Everything in the world is atomic. In this respect, the brand name Atomik is strictly speaking nothing special for a vodka. What makes the liquor so unique is its basic ingredient. British and Ukrainian scientists have distilled it from grain that originates from the death zone: 30 kilometers restricted area around Chernobyl. The new spirit is the result of a three-year research study into how radioactive materials are transferred to crops in the disaster area.
But nothing is deadly about this vodka: Although the name Atomik suggests the otherwise, the alcohol is not radioactive according to the researchers from the University of Portsmouth. Thus, although radioactivity was measured in the grain from the area around the nuclear power plant, the vodka itself has no more traces of it after the distillation process.
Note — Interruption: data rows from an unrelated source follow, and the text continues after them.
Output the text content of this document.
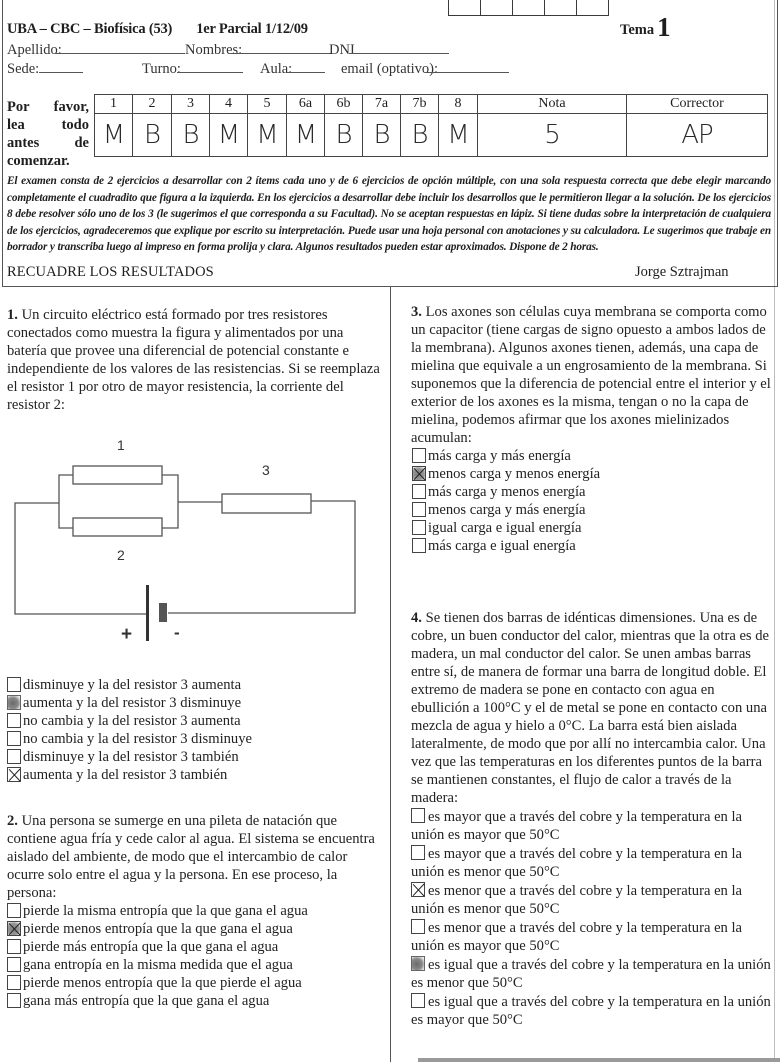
UBA – CBC – Biofísica (53) 1er Parcial 1/12/09	Tema 1
Apellido:	Nombres:	DNI
Sede:	Turno:	Aula:	email (optativo):
Por favor,
lea todo
antes de
comenzar.
1	2	3	4	5	6a	6b	7a	7b	8	Nota	Corrector
M	B	B	M	M	M	B	B	B	M	5	AP
El examen consta de 2 ejercicios a desarrollar con 2 ítems cada uno y de 6 ejercicios de opción múltiple, con una sola respuesta correcta que debe elegir marcando completamente el cuadradito que figura a la izquierda. En los ejercicios a desarrollar debe incluir los desarrollos que le permitieron llegar a la solución. De los ejercicios 8 debe resolver sólo uno de los 3 (le sugerimos el que corresponda a su Facultad). No se aceptan respuestas en lápiz. Si tiene dudas sobre la interpretación de cualquiera de los ejercicios, agradeceremos que explique por escrito su interpretación. Puede usar una hoja personal con anotaciones y su calculadora. Le sugerimos que trabaje en borrador y transcriba luego al impreso en forma prolija y clara. Algunos resultados pueden estar aproximados. Dispone de 2 horas.
RECUADRE LOS RESULTADOS	Jorge Sztrajman
1. Un circuito eléctrico está formado por tres resistores conectados como muestra la figura y alimentados por una batería que provee una diferencial de potencial constante e independiente de los valores de las resistencias. Si se reemplaza el resistor 1 por otro de mayor resistencia, la corriente del resistor 2:
1
2
3
+ -
disminuye y la del resistor 3 aumenta
aumenta y la del resistor 3 disminuye
no cambia y la del resistor 3 aumenta
no cambia y la del resistor 3 disminuye
disminuye y la del resistor 3 también
aumenta y la del resistor 3 también
2. Una persona se sumerge en una pileta de natación que contiene agua fría y cede calor al agua. El sistema se encuentra aislado del ambiente, de modo que el intercambio de calor ocurre solo entre el agua y la persona. En ese proceso, la persona:
pierde la misma entropía que la que gana el agua
pierde menos entropía que la que gana el agua
pierde más entropía que la que gana el agua
gana entropía en la misma medida que el agua
pierde menos entropía que la que pierde el agua
gana más entropía que la que gana el agua
3. Los axones son células cuya membrana se comporta como un capacitor (tiene cargas de signo opuesto a ambos lados de la membrana). Algunos axones tienen, además, una capa de mielina que equivale a un engrosamiento de la membrana. Si suponemos que la diferencia de potencial entre el interior y el exterior de los axones es la misma, tengan o no la capa de mielina, podemos afirmar que los axones mielinizados acumulan:
más carga y más energía
menos carga y menos energía
más carga y menos energía
menos carga y más energía
igual carga e igual energía
más carga e igual energía
4. Se tienen dos barras de idénticas dimensiones. Una es de cobre, un buen conductor del calor, mientras que la otra es de madera, un mal conductor del calor. Se unen ambas barras entre sí, de manera de formar una barra de longitud doble. El extremo de madera se pone en contacto con agua en ebullición a 100°C y el de metal se pone en contacto con una mezcla de agua y hielo a 0°C. La barra está bien aislada lateralmente, de modo que por allí no intercambia calor. Una vez que las temperaturas en los diferentes puntos de la barra se mantienen constantes, el flujo de calor a través de la madera:
es mayor que a través del cobre y la temperatura en la unión es mayor que 50°C
es mayor que a través del cobre y la temperatura en la unión es menor que 50°C
es menor que a través del cobre y la temperatura en la unión es menor que 50°C
es menor que a través del cobre y la temperatura en la unión es mayor que 50°C
es igual que a través del cobre y la temperatura en la unión es menor que 50°C
es igual que a través del cobre y la temperatura en la unión es mayor que 50°C
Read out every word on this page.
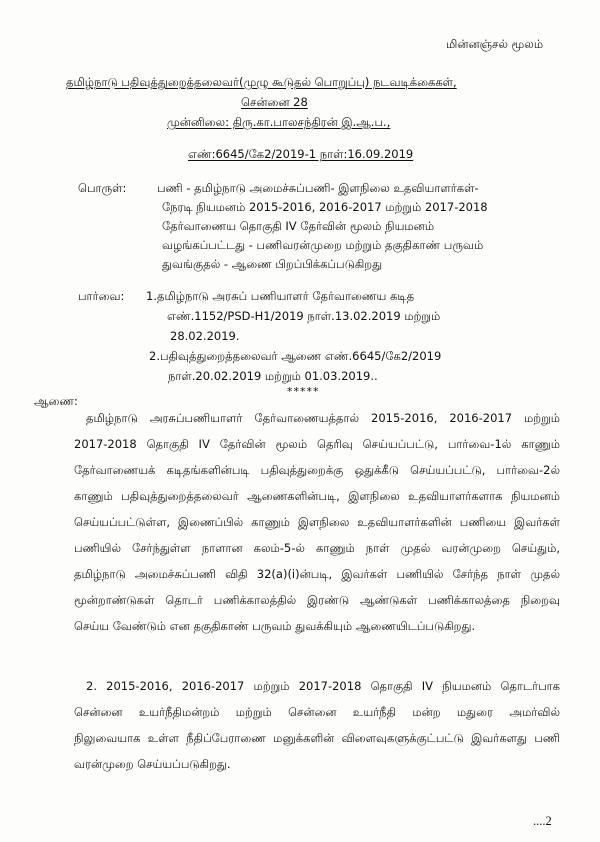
மின்னஞ்சல் மூலம்
தமிழ்நாடு பதிவுத்துறைத்தலைவர்(முழு கூடுதல் பொறுப்பு) நடவடிக்கைகள்,
சென்னை 28
முன்னிலை: திரு.கா.பாலசந்திரன் இ.ஆ.ப.,
எண்:6645/கே2/2019-1 நாள்:16.09.2019
பொருள்:	பணி - தமிழ்நாடு அமைச்சுப்பணி- இளநிலை உதவியாளர்கள்-
நேரடி நியமனம் 2015-2016, 2016-2017 மற்றும் 2017-2018
தேர்வாணைய தொகுதி IV தேர்வின் மூலம் நியமனம்
வழங்கப்பட்டது - பணிவரன்முறை மற்றும் தகுதிகாண் பருவம்
துவங்குதல் - ஆணை பிறப்பிக்கப்படுகிறது
பார்வை: 1.தமிழ்நாடு அரசுப் பணியாளர் தேர்வாணைய கடித
எண்.1152/PSD-H1/2019 நாள்.13.02.2019 மற்றும்
28.02.2019.
2.பதிவுத்துறைத்தலைவர் ஆணை எண்.6645/கே2/2019
நாள்.20.02.2019 மற்றும் 01.03.2019..
*****
ஆணை:
தமிழ்நாடு அரசுப்பணியாளர் தேர்வாணையத்தால் 2015-2016, 2016-2017 மற்றும்
2017-2018 தொகுதி IV தேர்வின் மூலம் தெரிவு செய்யப்பட்டு, பார்வை-1ல் காணும்
தேர்வாணையக் கடிதங்களின்படி பதிவுத்துறைக்கு ஒதுக்கீடு செய்யப்பட்டு, பார்வை-2ல்
காணும் பதிவுத்துறைத்தலைவர் ஆணைகளின்படி, இளநிலை உதவியாளர்களாக நியமனம்
செய்யப்பட்டுள்ள, இணைப்பில் காணும் இளநிலை உதவியாளர்களின் பணியை இவர்கள்
பணியில் சேர்ந்துள்ள நாளான கலம்-5-ல் காணும் நாள் முதல் வரன்முறை செய்தும்,
தமிழ்நாடு அமைச்சுப்பணி விதி 32(a)(i)ன்படி, இவர்கள் பணியில் சேர்ந்த நாள் முதல்
மூன்றாண்டுகள் தொடர் பணிக்காலத்தில் இரண்டு ஆண்டுகள் பணிக்காலத்தை நிறைவு
செய்ய வேண்டும் என தகுதிகாண் பருவம் துவக்கியும் ஆணையிடப்படுகிறது.
2. 2015-2016, 2016-2017 மற்றும் 2017-2018 தொகுதி IV நியமனம் தொடர்பாக
சென்னை உயர்நீதிமன்றம் மற்றும் சென்னை உயர்நீதி மன்ற மதுரை அமர்வில்
நிலுவையாக உள்ள நீதிப்பேராணை மனுக்களின் விளைவுகளுக்குட்பட்டு இவர்களது பணி
வரன்முறை செய்யப்படுகிறது.
....2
Also the water for the vodka comes from the area.
“I think [Atomik] is the most important bottle of spirits in the world because it could help the economic recovery of communities living in and around the abandoned areas,” says Professor Jim Smith from the University of Portsmouth. “Many thousands of people are still living in the Zone of Obligatory Resettlement where new investment and use of agricultural land is still forbidden.”
So far, there is only one bottle. But Smith and his fellow scientists want to start a business and start production in 2020. 75 percent of the profits from the sale are to be given to the locals.
Working under a £100,000 (€108,000) grant from the Natural Environment Research Council (NERC), Smith and his team took grain cultivated in test plots in the Exclusion Zone and water from deep aquifers located 10 km (6.2 mi) from the reactor site and then used them to make the vodka. The team says that initial mixture did contain enough strontium-90 to produce a radiation dose of a little over 20 Bq/kg, but the distillation process removed this, leaving behind only natural carbon-14, which is a normal background radioactive isotope found in all foods and spirits.
Block 4 of the Soviet nuclear power plant Chernobyl had exploded in the morning hours of April 26, 1986. The nuclear accident irradiated the area and sent a radioactive cloud over Europe. From the periphery of the reactor about 350,000 residents had to be evacuated. It could take another two or three centuries for a return to the region to be truly free of radiation risks. If you want an excellent dramatic retelling of the whole incident, Check out “Chernobyl”, the HBO Miniseries that is currently the highest rated TV show of all times.